Sunday, August 28, 2005

Beyond Katrina and New Orleans

As New Orleans is "threatened with potential catastrophe", more people are likely to ask whether anthropogenic global warming has made a difference, or - more to the point - could make more difference in future.

Rasmus Benestad concluded in his 5 August RealClimate post Storms and Global Warming II that "there is little evidence of a trend in the [Tropical cyclone] frequency, [but ] there are some indications of a trend in the destructive capability of the TCs".

So there could be more category five storms in future. Given its potentially high impact, Hurricane Katrina may concentrate more minds on whether it is...cost effective to go along with those who deny the scientific consensus on climate change.

Meanwhile the scenes from New Orleans push a number of emblematic buttons: the conduit for one third of US domestic oil production shut down; Interstate 10, which was converted on Saturday so that all lanes headed one-way out of town, in total gridlock; and a substantial proportion of the Louisiana National Guard is off in...Iraq.

1 comment:

Caspar Henderson said...

King: Global warming may be to blame
By Andrew Buncombe
The Independent
31 August 2005

Sir David King, the British Government's chief scientific adviser, has warned that global warming may be responsible for the devastation reaped by Hurricane Katrina.

"The increased intensity of hurricanes is associated with global warming," Professor King told Channel 4 News yesterday. "We have known since 1987 the intensity of hurricanes is related to surface sea temperature and we know that, over the last 15 to 20 years, surface sea temperatures in these regions have increased by half a degree centigrade.
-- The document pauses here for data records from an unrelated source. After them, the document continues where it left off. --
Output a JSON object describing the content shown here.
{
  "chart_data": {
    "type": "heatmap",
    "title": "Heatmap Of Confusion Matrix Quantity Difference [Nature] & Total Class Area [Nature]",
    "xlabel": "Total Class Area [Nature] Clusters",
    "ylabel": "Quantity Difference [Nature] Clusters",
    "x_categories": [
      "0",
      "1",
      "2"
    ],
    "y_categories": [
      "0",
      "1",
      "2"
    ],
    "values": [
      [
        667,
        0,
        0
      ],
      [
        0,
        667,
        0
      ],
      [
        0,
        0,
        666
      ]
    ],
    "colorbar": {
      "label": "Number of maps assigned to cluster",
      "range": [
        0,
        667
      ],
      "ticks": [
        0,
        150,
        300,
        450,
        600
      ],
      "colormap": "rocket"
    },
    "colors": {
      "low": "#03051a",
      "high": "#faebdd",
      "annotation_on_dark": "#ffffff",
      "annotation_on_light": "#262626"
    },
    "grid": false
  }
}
"So it is easy to conclude that the increased intensity of hurricanes is associated with global warming."

Professor Kerry Emanuel of the Massachusetts Institute of Technology also claimed, less than a month ago, that ocean surfaces had become warmer, which doubled the destructive potential of tropical storms in the past 30 years.

But he said that Monday's storm "is part of a natural" cycle of powerful Atlantic storms that have struck since 1995. He told The Independent: "I don't think you can put this down to global warming."

Other scientists point out that the 150-year record of Atlantic storms show there is ample precedent for hurricanes of Katrina's power. They say it is part of a natural upswing that has taken place since the mid-90s.

Officials at the US National Oceanic and Atmospheric Administration said records showed hurricane activity in the Atlantic had been higher than normal in nine of the past 11 years. This month the federal agency raised its hurricane forecast for this year from 18 to 21 tropical storms, including as many as 11 that would become hurricanes.

If that prediction holds true, it would make this year one of the most violent hurricane seasons recorded. A typical year in the Atlantic results in six hurricanes. The agency said the increase was likely to be the result of cyclical ocean and atmospheric conditions that produced heightened storms every 20 to 30 years.

William Gray, a Colorado State University meteorologist who is considered one of the fathers of modern tropical cyclone science, said worldwide weather records were too inadequate for a thorough examination of trends.

He told The Los Angeles Times: "The people who have a bias in favour of the argument that humans are making the globe warmer will push any data that suggests humans are making hurricanes worse, but it just isn't so ... These are natural cycles."